Prayer brings to God our crises, anguish and profoundly felt needs
and says to him, "These are beyond our power to cure or to get or to
fix."
Prayer is not the same as taking our loved one to the doctor or the
surgeon. We go to them saying, "Here is a physical condition, please use
your medicine and skill to fix it." When we bring cancers, failing
kidneys, twisted bodies, sightless eyes and demented parents to God we
are taking these things more seriously. We are not denying the place of
the medical men and women; we’re not making less of the conditions,
we’re making more of them. We’re not taking them less seriously we’re
taking them more seriously. When we take them to the medical people
we’re connecting the conditions with bones and enzymes, blood supply and
bacteria, tissue and neural circuitry. When we take them to God we
connect the conditions with a cosmic rebellion, a fallen humanity, a
redeeming work of God that comes to focus in the cross of Someone of
whom it is said that "he carried our sicknesses and bore our diseases."

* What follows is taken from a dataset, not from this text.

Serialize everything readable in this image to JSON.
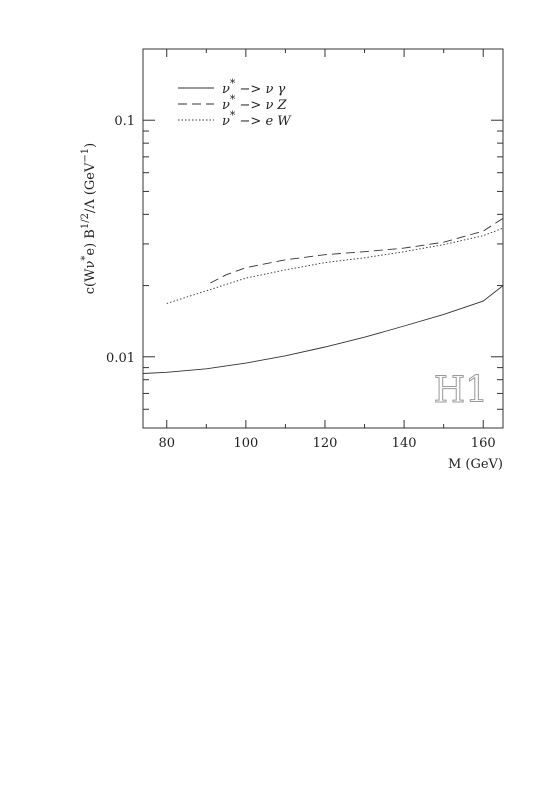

We bring our diseased bodies to the doctors asking for what we can’t
always have. When we bring them to God sometimes he gives us healing
through the doctors and sometimes not; but always, when we bring
ourselves or others to God in prayer, we have come at his bidding for it
is God that has drawn us into his presence and as soon as we have
entered we have given the hurt and loss and fear the seriousness it
deserves. Whatever happens after that at least we have seen disease and
death for what they ultimately are—something that God alone can work
with. That confession is never a mistake.